Im Blog von „H2 – das Magazin für Wasserstoff und Brennstoffzellen“ publizierte Sven Geitmann vom 26. bis 28.05.2022 drei Diskussionsbeiträge zum Thema Alternative Treibstoffe (s.auch: solarify.eu/alternative-kraftstoffe-synthetische-treibstoffe-designer-fuels-e-fuels). Den Auftakt machte Andreas Luczak von der Fachhochschule Kiel. Er kritisierte, dass E-Fuels nicht ausschließlich mittels Grünstrom produziert würden und somit die Umwelt weiter belasteten. Ihm folgte Werner Diwald, Vorstandsvorsitzender des  Deutschen Wasserstoff- und Brennstoffzellen-Verbandes, er ist überzeugt, dass synthetische Treibstoffe jetzt unerlässlich sind: „Ohne geht es nicht!“ Johanna Büchler von der DUH nannte schließlich das (von ihr selbst formulierte) Versprechen der Klimafreundlichkeit von E-Fuels eine „gefährliche Illusion“. Ihr Vorwurf: „Klimascheinlösung E-Fuels„.

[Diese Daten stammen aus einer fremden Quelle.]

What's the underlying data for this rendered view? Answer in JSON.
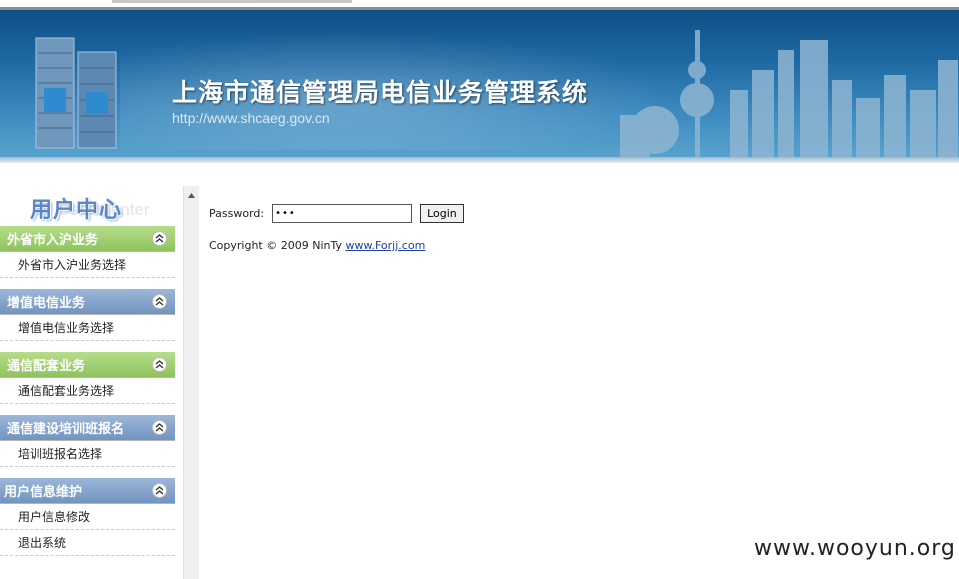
{
  "banner": {
    "title": "上海市通信管理局电信业务管理系统",
    "url": "http://www.shcaeg.gov.cn"
  },
  "sidebar": {
    "header_main": "用户中心",
    "header_ghost": "User Center",
    "sections": [
      {
        "title": "外省市入沪业务",
        "color": "green",
        "items": [
          "外省市入沪业务选择"
        ]
      },
      {
        "title": "增值电信业务",
        "color": "blue",
        "items": [
          "增值电信业务选择"
        ]
      },
      {
        "title": "通信配套业务",
        "color": "green",
        "items": [
          "通信配套业务选择"
        ]
      },
      {
        "title": "通信建设培训班报名",
        "color": "blue",
        "items": [
          "培训班报名选择"
        ]
      },
      {
        "title": "用户信息维护",
        "color": "blue",
        "items": [
          "用户信息修改",
          "退出系统"
        ]
      }
    ]
  },
  "login": {
    "password_label": "Password:",
    "password_value": "•••",
    "login_button": "Login"
  },
  "footer": {
    "copyright_text": "Copyright © 2009 NinTy ",
    "link_text": "www.Forjj.com"
  },
  "watermark": "www.wooyun.org",
  "colors": {
    "banner": "#1f6aa4",
    "section_green": "#8fc35e",
    "section_blue": "#7194c0",
    "link": "#1a3fa8"
  }
}
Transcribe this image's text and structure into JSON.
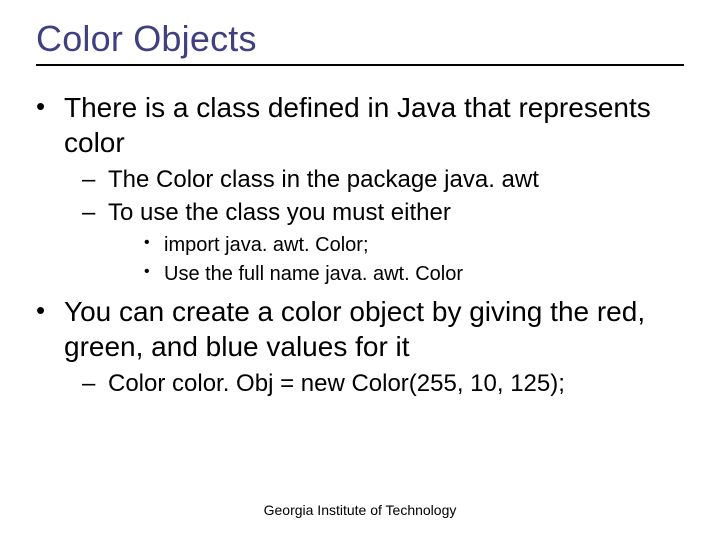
{
  "title": "Color Objects",
  "bullets": {
    "b1": "There is a class defined in Java that represents color",
    "b1_sub1": "The Color class in the package java. awt",
    "b1_sub2": "To use the class you must either",
    "b1_sub2_s1": "import java. awt. Color;",
    "b1_sub2_s2": "Use the full name java. awt. Color",
    "b2": "You can create a color object by giving the red, green, and blue values for it",
    "b2_sub1": "Color color. Obj = new Color(255, 10, 125);"
  },
  "footer": "Georgia Institute of Technology"
}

Synthetische Kraftstoffe: Zapfhähne für OME, H2 und Solarstrom – Bild © PPP Schlögl, MPI CEC

I. Diwald: Grüner Wasserstoff und E-Fuels – ohne geht es nicht!

„Unsere Gesellschaft steht vor großen Herausforderungen: Die Klimaziele müssen ohne negativen Einfluss auf unsere Mobilität und den Wirtschaftsstandort Deutschland erreicht werden. Um die Treibhausgasemissionen zu mindern, müssen daher neben neuen batterieelektrischen und Brennstoffzellen- auch die Bestandsfahrzeuge bedacht werden. Dafür kommt nur der Einsatz von erneuerbaren synthetischen Kraftstoffen, sogenannten E-Fuels, infrage. Nur so können im Rahmen der von der neuen Bundesregierung angestrebten Klimaziele 2030 Fahrverbote für konventionelle Fahrzeuge, die vor allem die sozial schwächeren Bürger betreffen würden, verhindert werden.

Die EU-Kommission beabsichtigt jedoch, so euphorische und idealistische Anforderungen an die Produktion der erneuerbaren Kraftstoffe zu stellen, dass der notwendige Hochlauf der Produktion von erneuerbaren synthetischen Kraftstoffen massiv erschwert wird. Die Umsetzung des bislang vorliegenden Entwurfs der Europäischen Kommission zur RED II würde einen Einstieg in eine zukunftsweisende Technologie verzögern und somit die deutschen Klimaziele im Verkehr unerreichbar machen. Die Bundesregierung muss deswegen diesbezüglich auf europäischer Ebene aktiv werden. Zudem sollte Deutschland seinen rechtlichen Gestaltungsspielraum vollends ausschöpfen, schließlich hat die Bundesrepublik sehr viel ehrgeizigere Ziele für den Anteil erneuerbarer Kraftstoffe als die EU vorgegeben (mehr als 25 statt nur 14 Prozent). Dies ist die Bundesregierung ihren Wählern und dem Klima schuldig.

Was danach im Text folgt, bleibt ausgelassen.